Perl gives credit to the wonderfully evocative artworks of Joseph Cornell, despite his association as a protégé of Duchamp and a natural product of his influence. Unlike Duchamp, however, Cornell was more of a collagist and seemed to be much more devoted to the world of image and memorabilia, not to mention his whole oeuvre of Surreal films that prefigured the work of Maya Deren, another titan in my mind. Besides his encompassing of the incredible pluralism in art, Perl is also an unabashed admirer of some lesser-known artists like Earl Kirkam, and the quietly poetic imagist Louisa Mattiasdottir.

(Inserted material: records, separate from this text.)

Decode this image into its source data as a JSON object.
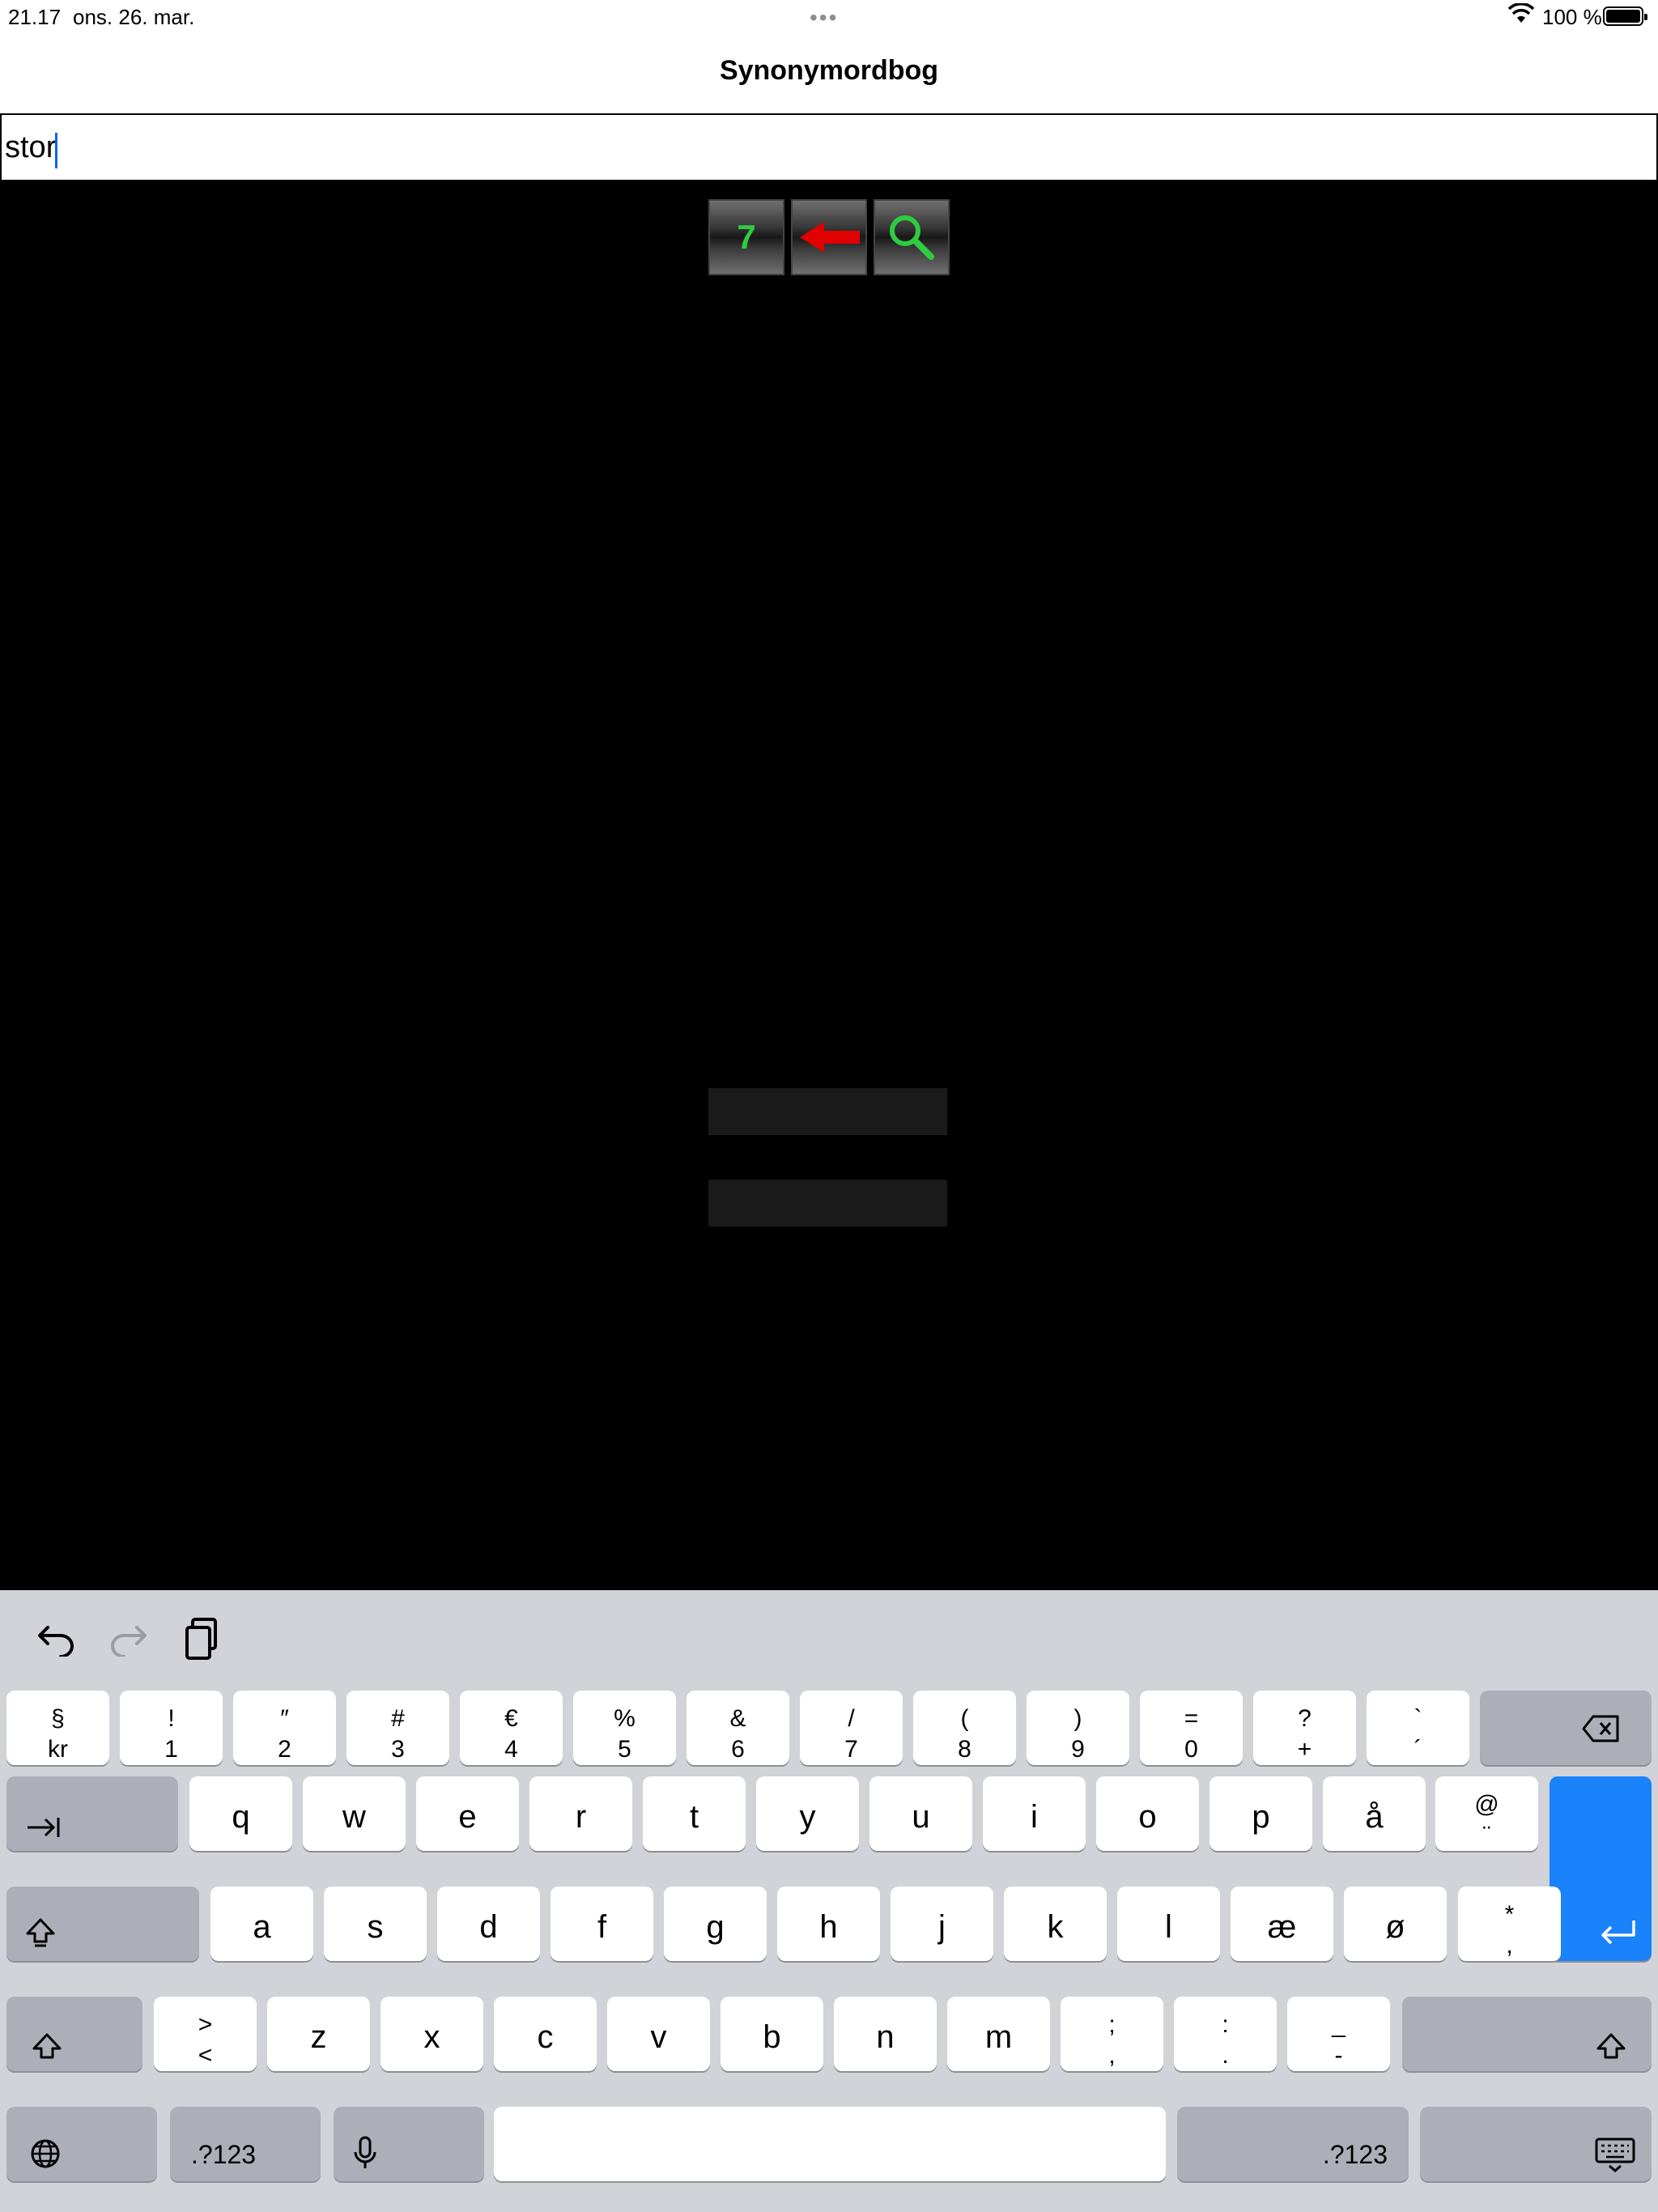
{
  "status": {
    "time": "21.17",
    "date": "ons. 26. mar.",
    "battery": "100 %"
  },
  "app": {
    "title": "Synonymordbog"
  },
  "search": {
    "value": "stor"
  },
  "toolbar": {
    "result_count": "7"
  },
  "keyboard": {
    "row1": [
      {
        "top": "§",
        "bottom": "kr"
      },
      {
        "top": "!",
        "bottom": "1"
      },
      {
        "top": "″",
        "bottom": "2"
      },
      {
        "top": "#",
        "bottom": "3"
      },
      {
        "top": "€",
        "bottom": "4"
      },
      {
        "top": "%",
        "bottom": "5"
      },
      {
        "top": "&",
        "bottom": "6"
      },
      {
        "top": "/",
        "bottom": "7"
      },
      {
        "top": "(",
        "bottom": "8"
      },
      {
        "top": ")",
        "bottom": "9"
      },
      {
        "top": "=",
        "bottom": "0"
      },
      {
        "top": "?",
        "bottom": "+"
      },
      {
        "top": "`",
        "bottom": "´"
      }
    ],
    "row2": [
      "q",
      "w",
      "e",
      "r",
      "t",
      "y",
      "u",
      "i",
      "o",
      "p",
      "å"
    ],
    "row2_at": {
      "top": "@",
      "bottom": "¨"
    },
    "row3": [
      "a",
      "s",
      "d",
      "f",
      "g",
      "h",
      "j",
      "k",
      "l",
      "æ",
      "ø"
    ],
    "row3_star": {
      "top": "*",
      "bottom": ","
    },
    "row4_angle": {
      "top": ">",
      "bottom": "<"
    },
    "row4": [
      "z",
      "x",
      "c",
      "v",
      "b",
      "n",
      "m"
    ],
    "row4_punct": [
      {
        "top": ";",
        "bottom": ","
      },
      {
        "top": ":",
        "bottom": "."
      },
      {
        "top": "_",
        "bottom": "-"
      }
    ],
    "numbers_label": ".?123"
  }
}
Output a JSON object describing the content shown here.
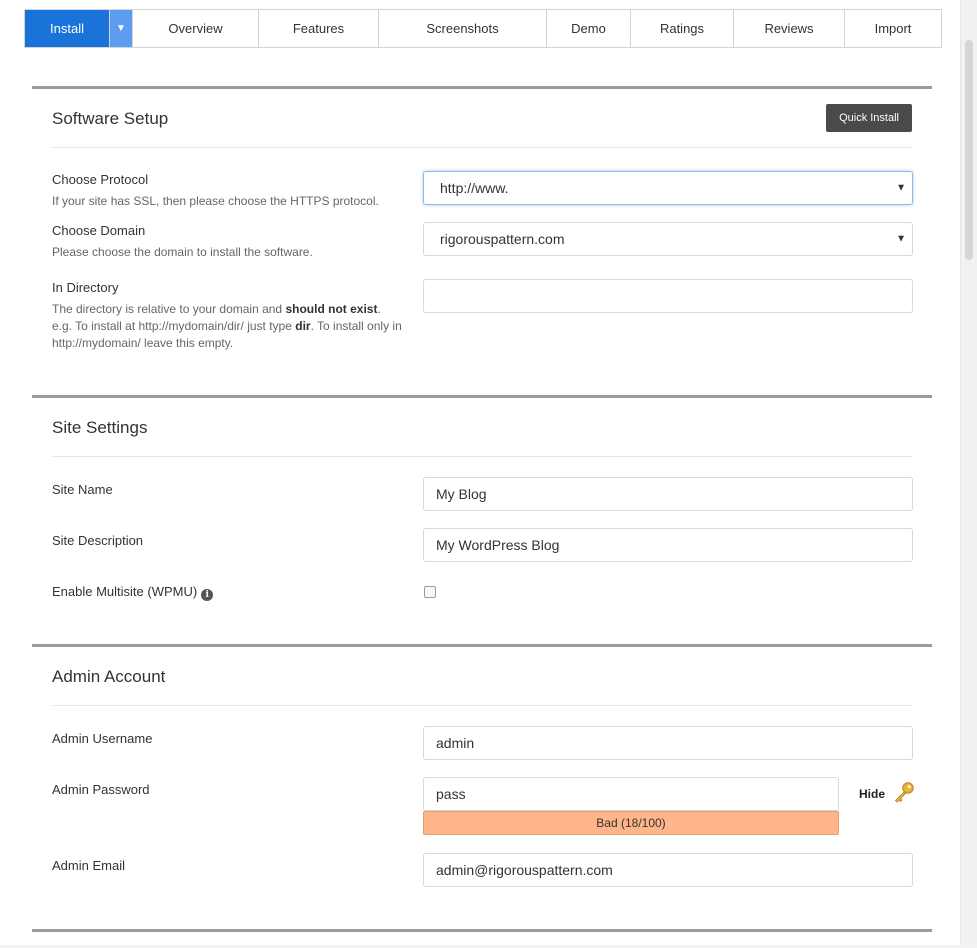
{
  "tabs": [
    {
      "label": "Install",
      "name": "tab-install"
    },
    {
      "label": "Overview",
      "name": "tab-overview"
    },
    {
      "label": "Features",
      "name": "tab-features"
    },
    {
      "label": "Screenshots",
      "name": "tab-screenshots"
    },
    {
      "label": "Demo",
      "name": "tab-demo"
    },
    {
      "label": "Ratings",
      "name": "tab-ratings"
    },
    {
      "label": "Reviews",
      "name": "tab-reviews"
    },
    {
      "label": "Import",
      "name": "tab-import"
    }
  ],
  "install_caret_icon": "caret-down-icon",
  "software_setup": {
    "title": "Software Setup",
    "quick_install_label": "Quick Install",
    "protocol": {
      "label": "Choose Protocol",
      "hint": "If your site has SSL, then please choose the HTTPS protocol.",
      "value": "http://www."
    },
    "domain": {
      "label": "Choose Domain",
      "hint": "Please choose the domain to install the software.",
      "value": "rigorouspattern.com"
    },
    "directory": {
      "label": "In Directory",
      "hint_1": "The directory is relative to your domain and ",
      "hint_bold_1": "should not exist",
      "hint_2": ". e.g. To install at http://mydomain/dir/ just type ",
      "hint_bold_2": "dir",
      "hint_3": ". To install only in http://mydomain/ leave this empty.",
      "value": ""
    }
  },
  "site_settings": {
    "title": "Site Settings",
    "site_name": {
      "label": "Site Name",
      "value": "My Blog"
    },
    "site_description": {
      "label": "Site Description",
      "value": "My WordPress Blog"
    },
    "multisite": {
      "label": "Enable Multisite (WPMU)",
      "checked": false
    }
  },
  "admin_account": {
    "title": "Admin Account",
    "username": {
      "label": "Admin Username",
      "value": "admin"
    },
    "password": {
      "label": "Admin Password",
      "value": "pass",
      "strength": "Bad (18/100)",
      "hide_label": "Hide"
    },
    "email": {
      "label": "Admin Email",
      "value": "admin@rigorouspattern.com"
    }
  },
  "colors": {
    "tab_active": "#1a73d9",
    "tab_caret": "#5d9df0",
    "strength_bad": "#ffb48a",
    "section_border": "#9a9a9a",
    "button_dark": "#4a4a4a"
  }
}
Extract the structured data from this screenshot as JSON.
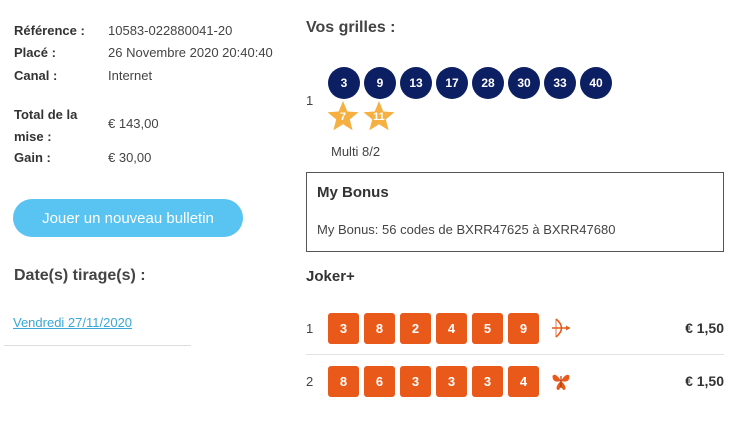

As a matter of fact, it was Leon Wielseltier, the literary editor of The New Republic, who during an interview with Jed Perl at the 92nd Street Y this year remarked that the book had elements of "defiance of the general post war narrative." Its general reductiveness is attributable to art critics who tend to relegate the obscure artists to oblivion. Here Perl is laudable, as when he gives respectful attention to women artists, such as Joan Mitchell although he seems less impassioned with her work than say, with Nell Blaine’s or others who in my opinion are less deserving. So when he describes the latter’s "hot colors," "drunken yellows" and "voluptuous reds," or paintings that are "blazingly sensual," these terms seem to me to apply more aptly to Mitchell than to Blaine.
Last, but not least, New Art City contains some interesting discussions about art critics and curators. Although the author is a bit weak about the enormous contribution of Clement Greenberg, Perl brings our awareness to important figures of the time and looks at how they advanced the art of the period. A case in point is Alfred Barr, the founding director of the Museum of Modern art, who seemed to single handedly make museum going the populist experience it is today, for better or for worse.
Perl signifies his affinity for critic John Ashbery. who during the 60s was prescient about the tendency for the figurative in painting and sculpture to reassert itself, and one senses in all this that Perl, like Ashbery, was not in the end overly infatuated with abstract expressionism. I find this puzzling because it is not the elan of the period or the glamour of the art world that would draw his readership. To me, it was what these artists and their contributions stood for. In addition, as we look at all their works, particularly in context of what artists are doing today, including the arena of new media, we may begin to encounter the deep threads of continuity, possibly to open a new dialogue with the aesthetic; the what is and what is not good that may have its resurgence.